Police in Ukraine have arrested four men on allegations of abducting and killing a man for his Bitcoin. The 29-year-old Morrocan was beaten and dragged into a car near his home in Solomianskyi, a district in Kyiv. The assailants demanded the victim transfer the equivalent of $170,000 in BTC into their wallets before strangling him to death.
In a statement posted on Facebook on Monday, local police said the criminals buried the body in a forest. The incident, first reported by the Kyiv Independent newspaper, occurred around midnight but police did not say when. Neighbors heard screams outside and saw “several unknown” attackers beat up the man and reported the matter to law enforcement.
Ukraine gang ‘carefully planned the kidnapping’
“They [the assailants] carefully prepared a plan to kidnap the victim,” police said. “They learned that the man had bitcoins, worth several millions of hryvnias [Ukrainian money], and decided to own them.”

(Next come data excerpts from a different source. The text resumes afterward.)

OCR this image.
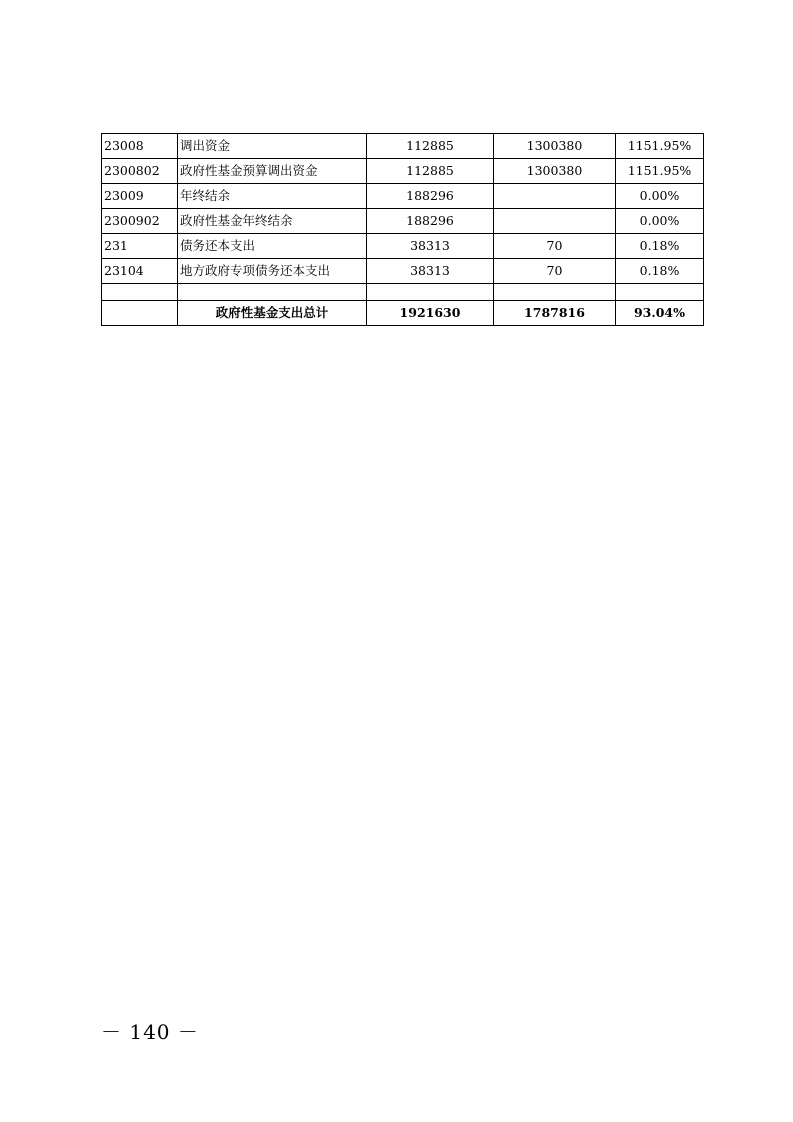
23008	调出资金	112885	1300380	1151.95%
2300802	政府性基金预算调出资金	112885	1300380	1151.95%
23009	年终结余	188296		0.00%
2300902	政府性基金年终结余	188296		0.00%
231	债务还本支出	38313	70	0.18%
23104	地方政府专项债务还本支出	38313	70	0.18%

	政府性基金支出总计	1921630	1787816	93.04%
－ 140 －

CCTV footage released by the police in the Ukrainian capital Kyiv, appears to show the moment that the victim was abducted.
The man, who is of Morrocan origin, was taken to an abandoned building in the city and forced to transfer Bitcoin valued at 7 million in Ukrainian currency (~$170,000) into the attackers’ crypto wallets.
A special police operation led to the arrest of four men aged between 24 and 29 years and the recovery of the stolen Bitcoin, which had been converted to cash. Police said the gang changed the number plates of the car used in committing the crime in an attempt to cover their tracks. The four men appeared in court on charges of murder, kidnapping and concealing a crime. They could all spend the rest of their lives in jail if found guilty.
This would not be the first time that criminals have abducted someone for BTC in Ukraine. In December 2017, kidnappers in the European country got a ransom worth over $1 million in Bitcoin in exchange for releasing Pavel Lerner, an employee of the British crypto platform Exmo Finance.
Lerner was abducted on Dec. 26 by six masked men with guns and bundled into a minibus using stolen numbers plates, Reuters reported. A ransom was paid in Bitcoin three days before his release.